Research Scientist at NNAISENSE, Lugano
DEIB - Alario Seminar Room (building 21)
June 22nd, 2018
2.00 pm
Contacts:
Matteo Matteucci
Research Line:
Artificial intelligence and robotics
NNAISENSE has a long lasting record of ground-breaking results in artificial intelligence (AI). From perception to reinforcement learning, the company’s legacy of super-human performance places them in the right position to take AI technology into everyday control systems. While AI approaches control problems from an information theoretical and statistical perspective, control theory addresses issues concerning the physical world with a strong focus on safety, hard constraints and theoretical guarantees. While control approaches can be very robust they can seldom suffer from conservativeness of their assumptions. This is believed not to be the case for AI, where performance depends mainly on the quality and the amount of data but no general guarantees exist for safety. For this reason, while deep learning is becoming the industry standard for perception, its use in control is mostly limited to simulated or non-critical tasks. Combining the fields of control and AI has the potential for retaining best of both Worlds. The first part of the talk will briefly introduce NNAISENSE’s research objectives in this direction. In the second part, we will then introduce Non-Autonomous Input-Output Stable Network (NAIS-Net): a very deep architecture, developed in collaboration with Polimi, where each stacked processing block is derived from a time-invariant non-autonomous dynamical system. Non-autonomy is implemented by skip connections from the block input to each of the unrolled processing stages and allows stability to be enforced so that blocks can be unrolled adaptively to a pattern-dependent processing depth. NAIS-Net induces non-trivial, Lipschitz input-output maps, even for an infinite unroll length. We prove that the network is globally asymptotically stable so that for every initial condition there is exactly one input-dependent equilibrium assuming tanh units, and multiple stable equilibria for ReL units. An efficient implementation that enforces the stability under derived conditions for both fully-connected and convolutional layers is also presented.

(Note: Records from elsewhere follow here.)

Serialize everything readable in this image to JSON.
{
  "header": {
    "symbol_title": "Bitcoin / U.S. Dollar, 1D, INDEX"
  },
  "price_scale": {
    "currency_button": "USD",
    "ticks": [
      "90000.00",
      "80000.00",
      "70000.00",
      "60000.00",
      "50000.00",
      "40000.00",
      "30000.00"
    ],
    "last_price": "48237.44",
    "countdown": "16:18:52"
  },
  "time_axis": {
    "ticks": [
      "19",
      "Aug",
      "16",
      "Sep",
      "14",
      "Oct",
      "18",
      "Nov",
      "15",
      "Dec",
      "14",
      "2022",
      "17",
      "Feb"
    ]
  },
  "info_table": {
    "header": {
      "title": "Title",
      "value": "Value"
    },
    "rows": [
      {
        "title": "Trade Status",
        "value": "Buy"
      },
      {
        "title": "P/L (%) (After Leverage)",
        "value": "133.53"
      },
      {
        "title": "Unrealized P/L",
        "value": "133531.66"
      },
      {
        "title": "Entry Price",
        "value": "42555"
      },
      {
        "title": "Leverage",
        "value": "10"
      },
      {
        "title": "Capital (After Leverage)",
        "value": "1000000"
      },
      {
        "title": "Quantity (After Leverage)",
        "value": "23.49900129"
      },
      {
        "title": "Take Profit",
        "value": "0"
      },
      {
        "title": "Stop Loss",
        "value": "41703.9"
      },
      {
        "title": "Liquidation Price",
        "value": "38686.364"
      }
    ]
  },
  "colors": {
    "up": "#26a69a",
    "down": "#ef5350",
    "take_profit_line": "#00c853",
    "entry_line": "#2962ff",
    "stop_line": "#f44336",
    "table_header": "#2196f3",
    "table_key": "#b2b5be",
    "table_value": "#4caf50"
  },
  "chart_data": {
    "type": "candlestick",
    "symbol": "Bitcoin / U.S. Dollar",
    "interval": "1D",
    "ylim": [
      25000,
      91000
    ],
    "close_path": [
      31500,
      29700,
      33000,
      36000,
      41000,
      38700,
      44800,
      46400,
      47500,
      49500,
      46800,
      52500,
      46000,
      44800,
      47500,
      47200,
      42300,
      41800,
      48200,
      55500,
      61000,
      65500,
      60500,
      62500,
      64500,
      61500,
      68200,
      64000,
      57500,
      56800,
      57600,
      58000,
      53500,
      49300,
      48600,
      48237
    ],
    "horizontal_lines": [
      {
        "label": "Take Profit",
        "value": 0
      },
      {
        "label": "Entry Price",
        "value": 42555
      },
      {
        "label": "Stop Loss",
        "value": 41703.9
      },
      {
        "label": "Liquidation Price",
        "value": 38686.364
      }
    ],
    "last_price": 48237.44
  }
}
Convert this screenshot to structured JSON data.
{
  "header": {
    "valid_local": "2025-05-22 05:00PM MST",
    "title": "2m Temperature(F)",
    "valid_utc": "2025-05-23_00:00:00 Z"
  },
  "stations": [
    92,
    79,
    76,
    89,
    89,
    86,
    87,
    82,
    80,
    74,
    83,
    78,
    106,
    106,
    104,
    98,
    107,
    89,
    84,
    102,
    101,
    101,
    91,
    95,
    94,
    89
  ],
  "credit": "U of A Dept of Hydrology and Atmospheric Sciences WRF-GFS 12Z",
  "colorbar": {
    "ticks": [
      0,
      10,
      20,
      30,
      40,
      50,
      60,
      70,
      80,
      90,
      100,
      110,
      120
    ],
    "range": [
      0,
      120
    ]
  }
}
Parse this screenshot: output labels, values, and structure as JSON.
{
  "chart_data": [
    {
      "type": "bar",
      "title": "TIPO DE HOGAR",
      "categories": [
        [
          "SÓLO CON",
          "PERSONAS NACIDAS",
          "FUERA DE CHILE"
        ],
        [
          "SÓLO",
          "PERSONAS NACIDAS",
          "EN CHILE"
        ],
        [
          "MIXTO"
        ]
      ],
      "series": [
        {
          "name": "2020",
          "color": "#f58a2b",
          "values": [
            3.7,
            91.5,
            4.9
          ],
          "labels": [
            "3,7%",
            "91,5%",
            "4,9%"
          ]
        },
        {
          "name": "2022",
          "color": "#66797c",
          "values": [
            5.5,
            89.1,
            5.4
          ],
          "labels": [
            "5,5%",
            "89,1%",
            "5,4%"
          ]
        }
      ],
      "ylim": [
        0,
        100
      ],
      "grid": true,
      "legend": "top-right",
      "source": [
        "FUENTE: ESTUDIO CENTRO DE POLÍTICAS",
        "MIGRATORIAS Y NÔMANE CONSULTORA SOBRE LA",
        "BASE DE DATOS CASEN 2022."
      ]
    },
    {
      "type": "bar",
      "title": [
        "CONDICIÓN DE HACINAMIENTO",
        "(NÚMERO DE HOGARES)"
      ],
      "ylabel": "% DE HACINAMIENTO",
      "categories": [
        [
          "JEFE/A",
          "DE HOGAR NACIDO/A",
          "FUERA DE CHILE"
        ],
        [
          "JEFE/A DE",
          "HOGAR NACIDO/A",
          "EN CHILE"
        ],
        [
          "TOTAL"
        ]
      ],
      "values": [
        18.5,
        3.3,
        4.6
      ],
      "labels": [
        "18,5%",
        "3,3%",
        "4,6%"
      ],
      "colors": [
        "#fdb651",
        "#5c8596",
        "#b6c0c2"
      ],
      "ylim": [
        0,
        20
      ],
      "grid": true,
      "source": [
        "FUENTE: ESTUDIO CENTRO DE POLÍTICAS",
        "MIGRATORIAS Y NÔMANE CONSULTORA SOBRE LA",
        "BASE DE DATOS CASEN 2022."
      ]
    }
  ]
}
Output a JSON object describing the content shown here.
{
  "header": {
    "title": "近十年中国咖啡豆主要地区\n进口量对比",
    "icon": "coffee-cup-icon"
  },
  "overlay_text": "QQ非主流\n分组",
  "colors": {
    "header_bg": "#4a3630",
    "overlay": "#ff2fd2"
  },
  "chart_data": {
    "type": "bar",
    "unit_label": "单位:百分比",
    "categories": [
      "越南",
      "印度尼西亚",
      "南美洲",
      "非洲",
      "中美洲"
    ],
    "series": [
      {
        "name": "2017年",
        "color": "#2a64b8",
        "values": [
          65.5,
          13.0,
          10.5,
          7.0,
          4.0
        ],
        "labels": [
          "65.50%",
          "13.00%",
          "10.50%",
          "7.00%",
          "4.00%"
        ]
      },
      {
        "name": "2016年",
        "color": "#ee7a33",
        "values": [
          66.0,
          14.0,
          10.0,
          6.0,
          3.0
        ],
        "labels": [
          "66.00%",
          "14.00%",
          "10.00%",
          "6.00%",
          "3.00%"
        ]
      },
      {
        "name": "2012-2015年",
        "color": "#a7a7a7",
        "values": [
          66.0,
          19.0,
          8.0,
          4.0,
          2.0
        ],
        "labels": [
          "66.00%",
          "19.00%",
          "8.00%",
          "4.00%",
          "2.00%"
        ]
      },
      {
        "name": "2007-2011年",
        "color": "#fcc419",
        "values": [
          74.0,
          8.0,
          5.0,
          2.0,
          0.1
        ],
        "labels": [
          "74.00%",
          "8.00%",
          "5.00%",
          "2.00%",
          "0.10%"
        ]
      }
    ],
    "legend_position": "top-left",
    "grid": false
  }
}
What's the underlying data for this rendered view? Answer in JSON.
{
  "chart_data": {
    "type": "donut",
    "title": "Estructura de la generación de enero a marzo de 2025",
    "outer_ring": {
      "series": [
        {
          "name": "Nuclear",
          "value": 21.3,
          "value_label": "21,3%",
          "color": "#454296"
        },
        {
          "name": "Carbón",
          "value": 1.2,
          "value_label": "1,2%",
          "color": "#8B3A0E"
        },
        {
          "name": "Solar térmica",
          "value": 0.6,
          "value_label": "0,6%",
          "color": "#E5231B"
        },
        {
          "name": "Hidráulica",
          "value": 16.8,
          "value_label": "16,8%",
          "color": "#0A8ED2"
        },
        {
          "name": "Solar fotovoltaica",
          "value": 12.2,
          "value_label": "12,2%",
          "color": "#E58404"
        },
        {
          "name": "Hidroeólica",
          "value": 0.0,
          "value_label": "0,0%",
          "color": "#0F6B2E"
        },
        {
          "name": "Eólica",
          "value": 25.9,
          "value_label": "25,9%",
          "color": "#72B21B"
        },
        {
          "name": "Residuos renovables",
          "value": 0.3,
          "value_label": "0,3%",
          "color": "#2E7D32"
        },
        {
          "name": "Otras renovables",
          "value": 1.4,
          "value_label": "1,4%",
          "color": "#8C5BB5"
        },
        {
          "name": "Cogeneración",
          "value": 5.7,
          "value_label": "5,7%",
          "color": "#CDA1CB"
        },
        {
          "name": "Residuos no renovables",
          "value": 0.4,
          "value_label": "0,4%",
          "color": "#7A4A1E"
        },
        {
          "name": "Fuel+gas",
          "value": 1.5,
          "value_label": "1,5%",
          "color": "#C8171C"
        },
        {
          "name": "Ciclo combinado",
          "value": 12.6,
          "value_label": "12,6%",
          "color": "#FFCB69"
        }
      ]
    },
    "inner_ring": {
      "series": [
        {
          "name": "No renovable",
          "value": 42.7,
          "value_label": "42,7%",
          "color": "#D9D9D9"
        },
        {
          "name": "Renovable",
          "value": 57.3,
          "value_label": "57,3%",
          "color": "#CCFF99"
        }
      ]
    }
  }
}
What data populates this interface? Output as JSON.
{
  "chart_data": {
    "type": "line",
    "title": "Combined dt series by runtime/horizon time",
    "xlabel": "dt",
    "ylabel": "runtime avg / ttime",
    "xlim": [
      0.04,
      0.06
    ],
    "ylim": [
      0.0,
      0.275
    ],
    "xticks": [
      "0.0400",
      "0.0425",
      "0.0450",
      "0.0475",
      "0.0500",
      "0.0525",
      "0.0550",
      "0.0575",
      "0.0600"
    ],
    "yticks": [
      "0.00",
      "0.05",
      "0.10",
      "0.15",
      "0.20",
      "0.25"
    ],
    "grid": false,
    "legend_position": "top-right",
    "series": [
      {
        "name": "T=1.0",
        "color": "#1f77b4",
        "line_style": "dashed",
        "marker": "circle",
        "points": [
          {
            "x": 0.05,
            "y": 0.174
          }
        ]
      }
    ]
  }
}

Experimental results show how NAIS-Net exhibits stability in practice, yielding a significant reduction in generalization gap compared to ResNets.
Marco Gallieri is a Research Scientist at NNAISENSE, in Lugano. He received a PhD in Engineering from Sidney Sussex College, the University of Cambridge, in 2014. His PhD Thesis was on LASSO-MPC and is published by Springer. In 2009 he received an MSc in automation engineering from the Universita’ Politecnica delle Marche, in Italy. He wrote his MSc thesis during a visiting term at the National University of Ireland, Maynooth. In 2010 he was a Marie Curie early stage researcher at the Instituto Superior Tecnico in Lisbon working on non-linear control of autonomous underwater vehicles. Before joining NNAISENSE, he spent three years with the McLaren group, where he developed a model based Li-Ion battery management system for the F1 power unit and a prototype for next generation F1 driver-in-the-loop simulator. He then worked as a data scientist in the R&D branch of the group where he led the development of a wearable technology.
He’s currently leading the control theory R&D efforts of NNAISENSE. His research interests are at the intersection between control and machine learning and include the study of stability of deep and recurrent neural networks as well as their use in control systems for safety-critical applications.